“And let me add this,” I say, finger stabbing the air, “if all you’re going to say is, ‘God’s hand is in this move,’ save it. I’m tired of hearing it. God has a plan for my life—isn’t that what you like to say?  So let me tell you God’s plan for my life:  God would have left me in Chicago.”

With that, I corral my speechless sister with an arm hooked in hers, turn from Hezekiah, and continue the tour. “Let’s go outside; I’ll show you the loggia. The view from the—”
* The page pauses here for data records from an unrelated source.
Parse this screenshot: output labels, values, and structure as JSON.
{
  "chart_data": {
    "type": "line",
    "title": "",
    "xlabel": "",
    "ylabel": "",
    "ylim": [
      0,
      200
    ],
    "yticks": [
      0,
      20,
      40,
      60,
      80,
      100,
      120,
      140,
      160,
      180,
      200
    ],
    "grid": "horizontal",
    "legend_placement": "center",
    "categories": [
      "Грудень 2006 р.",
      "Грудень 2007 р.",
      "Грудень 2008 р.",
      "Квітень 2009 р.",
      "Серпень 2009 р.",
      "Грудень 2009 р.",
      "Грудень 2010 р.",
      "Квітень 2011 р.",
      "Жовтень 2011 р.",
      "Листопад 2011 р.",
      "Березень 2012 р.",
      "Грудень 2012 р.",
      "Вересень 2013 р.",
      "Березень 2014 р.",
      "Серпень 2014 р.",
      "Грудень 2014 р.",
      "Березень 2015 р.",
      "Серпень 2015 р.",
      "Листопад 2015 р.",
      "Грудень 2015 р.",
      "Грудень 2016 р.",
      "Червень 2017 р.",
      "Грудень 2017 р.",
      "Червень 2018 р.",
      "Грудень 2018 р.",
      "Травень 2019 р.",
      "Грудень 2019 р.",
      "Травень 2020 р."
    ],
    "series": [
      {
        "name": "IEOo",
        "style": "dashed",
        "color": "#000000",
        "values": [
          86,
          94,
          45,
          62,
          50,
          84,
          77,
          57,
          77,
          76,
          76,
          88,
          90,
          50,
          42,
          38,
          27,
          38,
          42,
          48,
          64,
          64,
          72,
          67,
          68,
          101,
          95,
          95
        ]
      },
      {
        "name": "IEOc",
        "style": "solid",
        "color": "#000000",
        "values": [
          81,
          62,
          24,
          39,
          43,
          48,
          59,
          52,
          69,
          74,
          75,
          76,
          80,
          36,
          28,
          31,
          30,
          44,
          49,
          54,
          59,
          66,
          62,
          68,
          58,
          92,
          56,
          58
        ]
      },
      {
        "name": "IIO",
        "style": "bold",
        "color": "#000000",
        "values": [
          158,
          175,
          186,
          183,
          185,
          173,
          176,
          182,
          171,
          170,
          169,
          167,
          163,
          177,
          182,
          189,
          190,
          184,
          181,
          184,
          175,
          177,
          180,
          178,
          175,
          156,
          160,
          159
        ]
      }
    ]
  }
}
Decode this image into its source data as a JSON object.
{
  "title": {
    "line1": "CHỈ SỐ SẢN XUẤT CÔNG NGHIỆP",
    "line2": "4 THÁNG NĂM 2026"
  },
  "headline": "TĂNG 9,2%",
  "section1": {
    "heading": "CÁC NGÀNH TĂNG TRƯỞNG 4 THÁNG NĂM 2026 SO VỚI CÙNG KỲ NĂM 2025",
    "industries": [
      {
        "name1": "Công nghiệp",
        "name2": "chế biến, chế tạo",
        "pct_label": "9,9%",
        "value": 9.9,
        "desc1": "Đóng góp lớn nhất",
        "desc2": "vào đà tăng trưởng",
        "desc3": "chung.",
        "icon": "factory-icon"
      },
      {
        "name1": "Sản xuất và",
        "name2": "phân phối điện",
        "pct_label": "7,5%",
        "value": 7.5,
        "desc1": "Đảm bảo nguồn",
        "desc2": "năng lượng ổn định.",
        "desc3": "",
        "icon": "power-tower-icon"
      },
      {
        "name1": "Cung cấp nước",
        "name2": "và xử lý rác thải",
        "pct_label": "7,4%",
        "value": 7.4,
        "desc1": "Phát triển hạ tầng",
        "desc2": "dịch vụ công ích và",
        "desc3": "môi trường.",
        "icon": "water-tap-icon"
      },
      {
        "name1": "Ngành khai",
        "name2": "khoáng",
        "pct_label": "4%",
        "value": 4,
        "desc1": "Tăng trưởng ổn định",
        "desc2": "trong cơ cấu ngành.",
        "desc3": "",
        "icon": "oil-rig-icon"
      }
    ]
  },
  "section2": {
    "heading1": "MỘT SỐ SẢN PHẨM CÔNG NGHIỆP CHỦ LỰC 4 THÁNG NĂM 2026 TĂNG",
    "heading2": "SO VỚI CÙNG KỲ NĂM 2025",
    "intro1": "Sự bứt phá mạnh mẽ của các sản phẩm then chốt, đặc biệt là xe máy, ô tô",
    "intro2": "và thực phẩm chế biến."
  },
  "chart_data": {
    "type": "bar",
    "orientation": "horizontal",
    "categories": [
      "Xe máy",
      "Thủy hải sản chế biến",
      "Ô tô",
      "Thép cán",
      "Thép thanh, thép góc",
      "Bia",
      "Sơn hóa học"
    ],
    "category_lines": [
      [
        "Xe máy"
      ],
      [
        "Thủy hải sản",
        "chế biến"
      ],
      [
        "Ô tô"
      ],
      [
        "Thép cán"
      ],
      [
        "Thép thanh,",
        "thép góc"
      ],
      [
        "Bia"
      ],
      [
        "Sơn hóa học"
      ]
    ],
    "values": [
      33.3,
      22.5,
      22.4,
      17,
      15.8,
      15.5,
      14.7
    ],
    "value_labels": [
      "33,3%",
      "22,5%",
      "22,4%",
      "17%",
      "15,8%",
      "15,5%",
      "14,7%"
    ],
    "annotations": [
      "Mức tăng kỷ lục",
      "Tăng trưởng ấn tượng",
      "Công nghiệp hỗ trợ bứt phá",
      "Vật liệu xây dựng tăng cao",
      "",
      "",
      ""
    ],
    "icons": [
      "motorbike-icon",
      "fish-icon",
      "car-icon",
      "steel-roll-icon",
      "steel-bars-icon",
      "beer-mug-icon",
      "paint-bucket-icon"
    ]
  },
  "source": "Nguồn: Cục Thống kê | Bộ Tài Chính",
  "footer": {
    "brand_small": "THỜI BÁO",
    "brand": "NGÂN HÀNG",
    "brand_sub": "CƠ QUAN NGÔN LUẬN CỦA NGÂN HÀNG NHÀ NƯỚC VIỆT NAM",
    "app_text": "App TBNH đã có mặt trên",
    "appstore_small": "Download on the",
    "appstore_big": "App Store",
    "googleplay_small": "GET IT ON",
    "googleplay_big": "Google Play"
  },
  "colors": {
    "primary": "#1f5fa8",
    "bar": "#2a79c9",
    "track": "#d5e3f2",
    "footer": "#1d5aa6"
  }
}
My breath catches as Hezekiah rushes me with a bear hug from behind, curling me forward with his two-hundred-pound muscular frame. His whisper teases up a sudden flutter:  “If God’s will is for me to be here, which I know it is, then God’s will is for you to be here, because we’re one, and there is no me without you. I don’t know what will happen with your job situation, but I’ve been praying and I believe God will answer. I’ve also been praying about the other situation that’s upsetting you but you won’t talk about. Now, if you’re still mad and need space, I understand. Let me just do this one thing.”

I search his eyes but it’s too late. His knuckles begin to tickle my side. I struggle to free myself, hiding a half-smile. In no time I’m slumping to my knees in uncontrolled laughter.
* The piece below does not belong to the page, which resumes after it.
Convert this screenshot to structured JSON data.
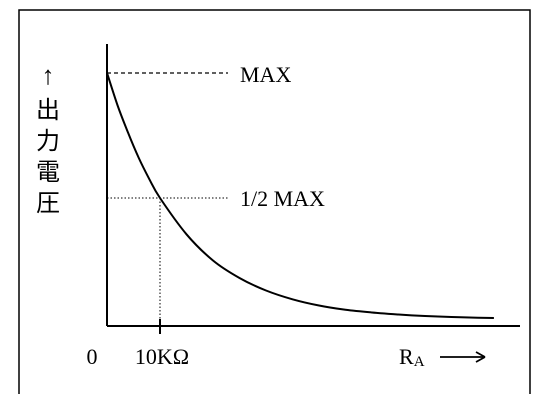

“Stop, Hez, let me go. Seriously.”  My body is writhing on the floor, a slave to two knuckles. “Jilli!  Are you just going to stand there?”

“I’m cheering for Hezekiah. I always said he’s the best thing that ever happened to you.”

“Hez, no, it hurts.”  I would say anything to get out from under this.

He releases me and I scramble to my feet feigning a frown, fists squared in boxing mode.

“So you’re Ali now?” Hezekiah says. “Or Sugar Ray Leonard?  You know he lived over near P.G. Community College when he was starting out.”

“Yeah, and moved to Potomac when he made it big.”  Laughing, I jab the air as Hezekiah leans right, then left. The moment is surreal, Jillian’s words echoing in my heart:  He’s the best thing that ever happened to you. Before Hezekiah, I never loosened up and acted silly. In fourteen years of marriage, he has brought things out of me that I didn’t know were there, things that I like—when I allow myself. I land a left hook to Hezekiah’s chest and he grabs me again.

“You know you can’t stay mad at me,” he cajoles, dotting my face with quick kisses, “and I know how I can help you through this. If you ever want to run for Miss P.G. County, I’ll swear you’re only twenty-one and single. I bet you’d win with your good-looking self.”

I catch one of those quick kisses on the lips and let it linger. He’s right about my not being able to stay mad with him. He’s a master at dealing with me, always knowing what I need—how long I need to stew, when I need to snap out of it, and how it needs to happen. In this moment, with his strong arms around me, the night has suddenly turned to day.

This time Jillian clears her throat and I dart back to her with fresh spunk. I will find a job. I do want this house. All the time I put into building it, I ought to.

“Thanks for coming, Jill. I mean it this time,” Hezekiah shouts, bounding upstairs.
 
“I’ll see you this evening,” Jillian shouts back.

“Oh, Jilli,” I moan, walking through the French doors, “I forgot we planned to get together tonight. Now that I’m up to my neck in boxes, I’d rather work until it’s cleared away.”